When Jason Spingarn-Koff and Kathleen Lingo at Op-Docs took the film, that brought a whole new level of exposure to it. With Jason exec-ing the film, it got a theatrical screening and was submitted to the Academy for consideration. We were all over the moon when we discovered it was shortlisted. I never imagined this short doc would have such a full life and reach so many people. I'm very grateful.
What has the attention from the Academy meant to both the film and to you as a filmmaker?
When I first got the email notice from the Academy that My Enemy, My Brother was shortlisted, I thought, "Okay, this is a nice surprise—I hope it gets nominated." And I didn't think much more about it. I had no idea that being selected into a shortlist was a thing in and of itself! The film has had more screenings in San Francisco, New York, and Los Angeles, and through these screenings and events, I've met many great filmmakers and film supporters in each of these communities. It's new for me, as a filmmaker based in Toronto. It's been gratifying to meet so many people who champion this little doc.
What do you hope the film, or, more specifically, Zahed and Najah's friendship, can teach audiences about the personal costs of warfare, especially at a time when so many people are filled with such irrational, generalized hatred for the Middle East?
For all the coverage of the Middle East, there are precious few stories from the region that are positive. That's what really moved me about Zahed and Najah's story: They're just two regular guys who happen to be from Iran and Iraq and who showed extraordinary courage and compassion during a time of war and later in life when each struggled with the trauma associated with the war. My Enemy, My Brother is a moving story that transcends the religious and cultural distinctions that so frequently threaten to divide us. I hope it's a timely reminder of the common humanity we all share.
Do you still keep in touch with Zahed and Najah?
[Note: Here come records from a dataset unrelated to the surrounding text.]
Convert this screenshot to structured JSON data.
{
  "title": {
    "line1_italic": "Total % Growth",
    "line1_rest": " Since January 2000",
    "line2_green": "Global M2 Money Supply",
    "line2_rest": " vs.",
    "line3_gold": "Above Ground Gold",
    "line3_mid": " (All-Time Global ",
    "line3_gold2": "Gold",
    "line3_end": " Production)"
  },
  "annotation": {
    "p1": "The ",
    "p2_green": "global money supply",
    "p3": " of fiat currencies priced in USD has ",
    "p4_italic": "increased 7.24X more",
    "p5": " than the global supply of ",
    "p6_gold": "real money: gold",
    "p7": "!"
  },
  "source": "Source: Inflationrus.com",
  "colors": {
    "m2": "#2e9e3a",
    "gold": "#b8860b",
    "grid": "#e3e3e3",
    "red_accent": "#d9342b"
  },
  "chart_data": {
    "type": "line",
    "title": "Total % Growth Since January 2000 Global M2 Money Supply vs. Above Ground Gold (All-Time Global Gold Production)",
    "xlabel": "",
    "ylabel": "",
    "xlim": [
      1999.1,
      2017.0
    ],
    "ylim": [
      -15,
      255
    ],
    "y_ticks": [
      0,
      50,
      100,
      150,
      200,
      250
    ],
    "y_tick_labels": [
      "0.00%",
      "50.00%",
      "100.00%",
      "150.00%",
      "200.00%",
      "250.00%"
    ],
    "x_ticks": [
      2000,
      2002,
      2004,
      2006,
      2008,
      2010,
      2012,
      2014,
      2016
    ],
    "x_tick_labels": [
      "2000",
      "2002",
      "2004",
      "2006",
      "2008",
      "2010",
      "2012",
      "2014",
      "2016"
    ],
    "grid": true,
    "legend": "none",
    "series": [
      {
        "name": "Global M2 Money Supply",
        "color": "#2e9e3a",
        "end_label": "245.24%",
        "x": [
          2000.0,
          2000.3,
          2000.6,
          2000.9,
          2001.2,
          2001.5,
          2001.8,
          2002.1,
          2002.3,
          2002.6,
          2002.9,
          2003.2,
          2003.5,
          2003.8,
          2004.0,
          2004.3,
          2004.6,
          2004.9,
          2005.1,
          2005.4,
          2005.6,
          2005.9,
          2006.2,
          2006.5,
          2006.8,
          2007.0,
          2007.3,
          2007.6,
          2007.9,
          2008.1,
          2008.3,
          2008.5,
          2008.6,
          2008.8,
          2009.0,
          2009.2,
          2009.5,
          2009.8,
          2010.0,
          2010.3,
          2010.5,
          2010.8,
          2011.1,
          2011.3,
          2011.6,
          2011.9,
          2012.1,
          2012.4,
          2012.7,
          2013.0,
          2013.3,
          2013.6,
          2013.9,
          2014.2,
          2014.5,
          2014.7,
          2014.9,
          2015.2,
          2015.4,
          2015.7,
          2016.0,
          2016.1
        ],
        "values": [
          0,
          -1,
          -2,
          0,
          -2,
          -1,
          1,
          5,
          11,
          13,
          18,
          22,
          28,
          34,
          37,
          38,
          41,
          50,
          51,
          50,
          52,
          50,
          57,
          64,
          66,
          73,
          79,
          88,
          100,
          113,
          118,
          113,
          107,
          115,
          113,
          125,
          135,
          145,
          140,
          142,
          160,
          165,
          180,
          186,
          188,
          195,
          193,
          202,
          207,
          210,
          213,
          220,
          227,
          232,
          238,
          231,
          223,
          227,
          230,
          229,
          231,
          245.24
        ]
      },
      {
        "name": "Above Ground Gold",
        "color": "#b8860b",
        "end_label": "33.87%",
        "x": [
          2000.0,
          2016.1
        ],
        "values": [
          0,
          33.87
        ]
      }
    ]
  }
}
I've continued filming with Zahed and Najah and a lot has happened with them. Zahed declared bankruptcy, then was evicted from his home, and now he has opened up an auto shop called Bestman Auto Service Shop. If you live in Vancouver, go to it! Zahed has also heard news of his parents. His father in Iran has been diagnosed with a brain tumour and is not doing very well. Zahed hopes to go back to Iran to find his parents and see his father one last time, but is concerned about stepping foot in Iran again.
Najah, too, has had his ups and downs. He had a stroke, and it took him a while to recover from it. In the meantime he learned from relatives back in Iraq about a young man who could possibly be his missing son. Najah's family has opposed him going back to Iraq for reasons of safety, but it looks like he's planning to go anyway this year. We've been preparing for DNA testing for Najah and this young man, and I'll be following him back to Iraq very soon.